4/12- Weekly Economic Highlights

4/12- Weekly Economic Highlights

Expectations around the projected path of monetary policy in 2024 remain fluid and volatile correlated with the resiliency of the US economy in the face of higher interest rates. The performance of risk assets in the first quarter of 2024 was robust, with equity markets appreciating, credit spreads in both investment grade and high yield narrowing, and overall consumer sentiment improving linked to an expectation monetary policy would move to a more accommodative stance in 2024. The data releases of late are disrupting the constructive narrative, with employment growth remaining robust, weekly jobless claims low, and this week both headline and core CPI inflation coming in at 0.4% on a month over month basis for March, with headline CPI 3.5% and core CPI 3.8% on an annualized basis. Chandler’s base case has been for core inflation – both CPI and PCE – to trend at 0.3% on a month over month basis in the first half of the year which would be enough to put downward pressure on year over year inflation and provide the Federal Reserve with the ability to deliver a modest reduction in the Fed Funds rate starting in the summer of 2024. Given the totality of the data this view is at risk, but the Chandler team believes there are additional policy objectives from the Federal Reserve and enough disinflationary momentum in various indicators to not abandon this view based on recent data trends.
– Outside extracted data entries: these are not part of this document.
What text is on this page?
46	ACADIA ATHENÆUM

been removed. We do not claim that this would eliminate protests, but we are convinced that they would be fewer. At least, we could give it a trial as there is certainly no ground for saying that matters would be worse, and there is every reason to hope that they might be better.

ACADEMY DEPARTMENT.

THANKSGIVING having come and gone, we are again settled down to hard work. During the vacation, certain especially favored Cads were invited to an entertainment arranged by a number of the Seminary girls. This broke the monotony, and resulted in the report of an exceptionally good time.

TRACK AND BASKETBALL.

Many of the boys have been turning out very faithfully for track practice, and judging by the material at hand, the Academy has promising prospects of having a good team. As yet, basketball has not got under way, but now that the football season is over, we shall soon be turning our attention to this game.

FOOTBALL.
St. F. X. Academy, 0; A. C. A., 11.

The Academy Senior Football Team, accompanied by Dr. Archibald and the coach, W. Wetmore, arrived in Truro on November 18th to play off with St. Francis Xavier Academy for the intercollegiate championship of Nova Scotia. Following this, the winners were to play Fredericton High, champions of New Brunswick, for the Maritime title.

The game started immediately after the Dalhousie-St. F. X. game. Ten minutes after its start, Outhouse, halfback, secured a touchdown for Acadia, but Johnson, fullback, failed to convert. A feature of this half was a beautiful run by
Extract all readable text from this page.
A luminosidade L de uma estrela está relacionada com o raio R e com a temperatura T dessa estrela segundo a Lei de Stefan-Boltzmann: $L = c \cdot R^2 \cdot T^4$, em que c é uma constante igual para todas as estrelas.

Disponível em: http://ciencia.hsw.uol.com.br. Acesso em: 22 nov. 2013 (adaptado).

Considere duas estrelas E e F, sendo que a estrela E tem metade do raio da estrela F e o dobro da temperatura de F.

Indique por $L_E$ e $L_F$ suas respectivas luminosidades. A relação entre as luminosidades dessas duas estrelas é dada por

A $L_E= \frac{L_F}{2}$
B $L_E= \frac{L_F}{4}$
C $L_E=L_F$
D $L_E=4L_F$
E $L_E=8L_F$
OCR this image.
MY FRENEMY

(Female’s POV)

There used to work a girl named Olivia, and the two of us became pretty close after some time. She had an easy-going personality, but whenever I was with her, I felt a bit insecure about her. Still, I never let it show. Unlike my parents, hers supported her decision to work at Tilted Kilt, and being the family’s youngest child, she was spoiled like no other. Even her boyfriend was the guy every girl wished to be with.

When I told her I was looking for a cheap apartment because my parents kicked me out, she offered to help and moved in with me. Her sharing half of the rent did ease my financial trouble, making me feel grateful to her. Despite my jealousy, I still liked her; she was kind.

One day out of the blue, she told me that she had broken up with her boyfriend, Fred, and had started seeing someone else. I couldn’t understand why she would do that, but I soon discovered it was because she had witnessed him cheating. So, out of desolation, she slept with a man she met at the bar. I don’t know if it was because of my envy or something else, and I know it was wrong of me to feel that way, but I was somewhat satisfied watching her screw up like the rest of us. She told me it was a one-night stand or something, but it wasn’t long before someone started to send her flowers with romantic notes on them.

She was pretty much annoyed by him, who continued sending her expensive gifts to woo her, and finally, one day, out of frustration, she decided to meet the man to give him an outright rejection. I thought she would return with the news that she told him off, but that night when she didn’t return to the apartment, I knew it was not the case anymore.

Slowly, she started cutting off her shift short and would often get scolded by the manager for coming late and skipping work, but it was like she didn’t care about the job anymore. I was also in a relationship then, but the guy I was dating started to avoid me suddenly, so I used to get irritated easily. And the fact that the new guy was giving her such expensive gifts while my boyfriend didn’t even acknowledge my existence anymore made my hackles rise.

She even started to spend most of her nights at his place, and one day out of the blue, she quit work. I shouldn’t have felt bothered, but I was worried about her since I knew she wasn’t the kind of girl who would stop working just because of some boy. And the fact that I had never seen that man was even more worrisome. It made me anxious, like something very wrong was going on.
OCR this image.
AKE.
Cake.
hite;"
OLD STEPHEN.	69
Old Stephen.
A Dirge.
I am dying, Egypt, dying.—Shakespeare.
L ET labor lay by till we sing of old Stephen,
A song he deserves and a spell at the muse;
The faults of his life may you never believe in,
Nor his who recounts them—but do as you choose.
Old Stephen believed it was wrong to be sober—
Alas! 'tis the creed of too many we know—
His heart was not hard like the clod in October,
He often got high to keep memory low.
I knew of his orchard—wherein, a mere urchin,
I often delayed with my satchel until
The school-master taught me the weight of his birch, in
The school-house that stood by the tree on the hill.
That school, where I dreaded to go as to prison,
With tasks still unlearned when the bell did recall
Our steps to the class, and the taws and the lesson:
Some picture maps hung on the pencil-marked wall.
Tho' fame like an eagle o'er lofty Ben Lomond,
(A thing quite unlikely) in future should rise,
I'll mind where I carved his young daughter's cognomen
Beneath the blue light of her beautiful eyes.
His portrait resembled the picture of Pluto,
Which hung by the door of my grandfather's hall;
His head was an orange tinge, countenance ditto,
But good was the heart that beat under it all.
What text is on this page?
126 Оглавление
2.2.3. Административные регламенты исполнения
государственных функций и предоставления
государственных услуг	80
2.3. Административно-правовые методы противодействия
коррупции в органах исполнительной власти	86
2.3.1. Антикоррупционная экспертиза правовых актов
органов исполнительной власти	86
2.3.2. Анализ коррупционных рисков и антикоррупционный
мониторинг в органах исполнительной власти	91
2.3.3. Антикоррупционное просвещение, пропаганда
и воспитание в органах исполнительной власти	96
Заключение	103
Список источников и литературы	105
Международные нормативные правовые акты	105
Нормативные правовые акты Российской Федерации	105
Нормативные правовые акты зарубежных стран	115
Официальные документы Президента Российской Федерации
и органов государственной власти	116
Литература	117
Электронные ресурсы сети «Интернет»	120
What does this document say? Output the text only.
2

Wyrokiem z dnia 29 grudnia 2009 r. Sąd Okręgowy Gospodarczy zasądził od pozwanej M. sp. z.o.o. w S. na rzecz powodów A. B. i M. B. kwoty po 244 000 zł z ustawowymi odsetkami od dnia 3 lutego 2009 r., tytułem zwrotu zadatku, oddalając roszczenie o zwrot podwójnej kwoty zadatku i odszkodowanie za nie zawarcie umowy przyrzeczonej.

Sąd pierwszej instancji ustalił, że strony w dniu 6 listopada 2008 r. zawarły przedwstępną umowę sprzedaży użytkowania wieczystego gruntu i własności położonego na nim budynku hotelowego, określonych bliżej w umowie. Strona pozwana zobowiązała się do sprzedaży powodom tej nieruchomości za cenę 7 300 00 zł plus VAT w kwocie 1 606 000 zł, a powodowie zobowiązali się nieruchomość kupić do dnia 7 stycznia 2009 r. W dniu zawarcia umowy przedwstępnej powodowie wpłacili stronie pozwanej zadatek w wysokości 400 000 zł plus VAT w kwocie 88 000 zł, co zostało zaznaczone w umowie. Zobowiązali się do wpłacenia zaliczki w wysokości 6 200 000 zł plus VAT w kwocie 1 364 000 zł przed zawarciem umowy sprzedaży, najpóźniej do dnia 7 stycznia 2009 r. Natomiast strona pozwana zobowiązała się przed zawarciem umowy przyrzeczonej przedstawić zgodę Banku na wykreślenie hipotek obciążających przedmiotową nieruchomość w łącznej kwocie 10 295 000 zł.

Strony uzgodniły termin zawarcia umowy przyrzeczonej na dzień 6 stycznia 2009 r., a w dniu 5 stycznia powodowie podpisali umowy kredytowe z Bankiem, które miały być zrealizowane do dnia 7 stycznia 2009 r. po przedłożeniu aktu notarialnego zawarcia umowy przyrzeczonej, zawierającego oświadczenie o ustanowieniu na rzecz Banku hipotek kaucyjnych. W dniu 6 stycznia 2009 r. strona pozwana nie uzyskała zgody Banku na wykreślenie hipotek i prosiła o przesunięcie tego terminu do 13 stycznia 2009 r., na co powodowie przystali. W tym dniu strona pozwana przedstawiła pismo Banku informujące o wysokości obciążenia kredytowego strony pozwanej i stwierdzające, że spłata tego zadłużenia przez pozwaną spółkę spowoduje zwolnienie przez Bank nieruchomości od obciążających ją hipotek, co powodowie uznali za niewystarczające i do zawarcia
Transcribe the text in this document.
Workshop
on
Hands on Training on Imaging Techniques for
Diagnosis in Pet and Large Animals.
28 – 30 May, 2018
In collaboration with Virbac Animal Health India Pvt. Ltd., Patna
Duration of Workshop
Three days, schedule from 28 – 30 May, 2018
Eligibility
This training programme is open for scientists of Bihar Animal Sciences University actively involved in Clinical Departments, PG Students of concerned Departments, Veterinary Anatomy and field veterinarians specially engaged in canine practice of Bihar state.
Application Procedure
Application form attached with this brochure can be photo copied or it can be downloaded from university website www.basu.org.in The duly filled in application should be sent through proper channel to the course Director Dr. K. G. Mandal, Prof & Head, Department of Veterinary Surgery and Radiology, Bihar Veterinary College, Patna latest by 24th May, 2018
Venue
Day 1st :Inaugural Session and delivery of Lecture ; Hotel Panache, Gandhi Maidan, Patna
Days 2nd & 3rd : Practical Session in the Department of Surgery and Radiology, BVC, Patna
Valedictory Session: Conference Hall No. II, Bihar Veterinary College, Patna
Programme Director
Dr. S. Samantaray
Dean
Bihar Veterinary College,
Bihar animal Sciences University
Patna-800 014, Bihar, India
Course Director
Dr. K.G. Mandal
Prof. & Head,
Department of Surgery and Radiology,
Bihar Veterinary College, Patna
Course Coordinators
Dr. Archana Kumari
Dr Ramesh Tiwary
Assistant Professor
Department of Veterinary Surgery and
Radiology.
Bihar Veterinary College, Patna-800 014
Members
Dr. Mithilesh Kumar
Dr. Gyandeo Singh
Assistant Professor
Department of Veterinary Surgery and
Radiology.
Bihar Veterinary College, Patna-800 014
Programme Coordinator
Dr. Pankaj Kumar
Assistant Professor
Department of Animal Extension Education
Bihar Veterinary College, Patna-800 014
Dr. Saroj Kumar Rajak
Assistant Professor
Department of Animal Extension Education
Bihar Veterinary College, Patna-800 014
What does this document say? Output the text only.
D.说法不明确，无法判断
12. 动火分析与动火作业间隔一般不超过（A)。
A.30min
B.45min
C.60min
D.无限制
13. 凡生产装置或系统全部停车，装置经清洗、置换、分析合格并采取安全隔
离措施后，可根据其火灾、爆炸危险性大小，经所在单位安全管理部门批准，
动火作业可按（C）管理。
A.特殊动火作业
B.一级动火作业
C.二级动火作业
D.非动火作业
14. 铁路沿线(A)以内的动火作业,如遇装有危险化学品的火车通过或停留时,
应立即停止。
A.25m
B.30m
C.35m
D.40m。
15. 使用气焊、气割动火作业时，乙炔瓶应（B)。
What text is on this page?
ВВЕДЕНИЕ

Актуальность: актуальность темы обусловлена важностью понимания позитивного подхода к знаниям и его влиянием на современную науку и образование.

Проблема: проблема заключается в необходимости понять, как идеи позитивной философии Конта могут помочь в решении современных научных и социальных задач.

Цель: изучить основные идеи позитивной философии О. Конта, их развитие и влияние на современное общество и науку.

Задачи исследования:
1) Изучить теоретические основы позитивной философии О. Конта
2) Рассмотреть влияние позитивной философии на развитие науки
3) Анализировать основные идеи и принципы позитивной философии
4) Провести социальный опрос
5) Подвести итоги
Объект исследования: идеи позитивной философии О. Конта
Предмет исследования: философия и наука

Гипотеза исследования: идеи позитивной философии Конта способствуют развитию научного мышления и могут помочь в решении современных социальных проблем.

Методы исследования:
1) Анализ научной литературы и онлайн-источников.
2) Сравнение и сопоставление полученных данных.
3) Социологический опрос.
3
Notably wage inflation continues to moderate, with the Atlanta Fed Median Wage growth on a year over year basis down to 4.7% as of March 2024, compared to 5.2% at year end, and a cycle high of 6.7% last reached in August 2022. The personal savings rate also continues to deteriorate, with the monthly number in February at 3.6%, which we believe will ultimately impact the ability of the US consumer to continue to spend aggressively.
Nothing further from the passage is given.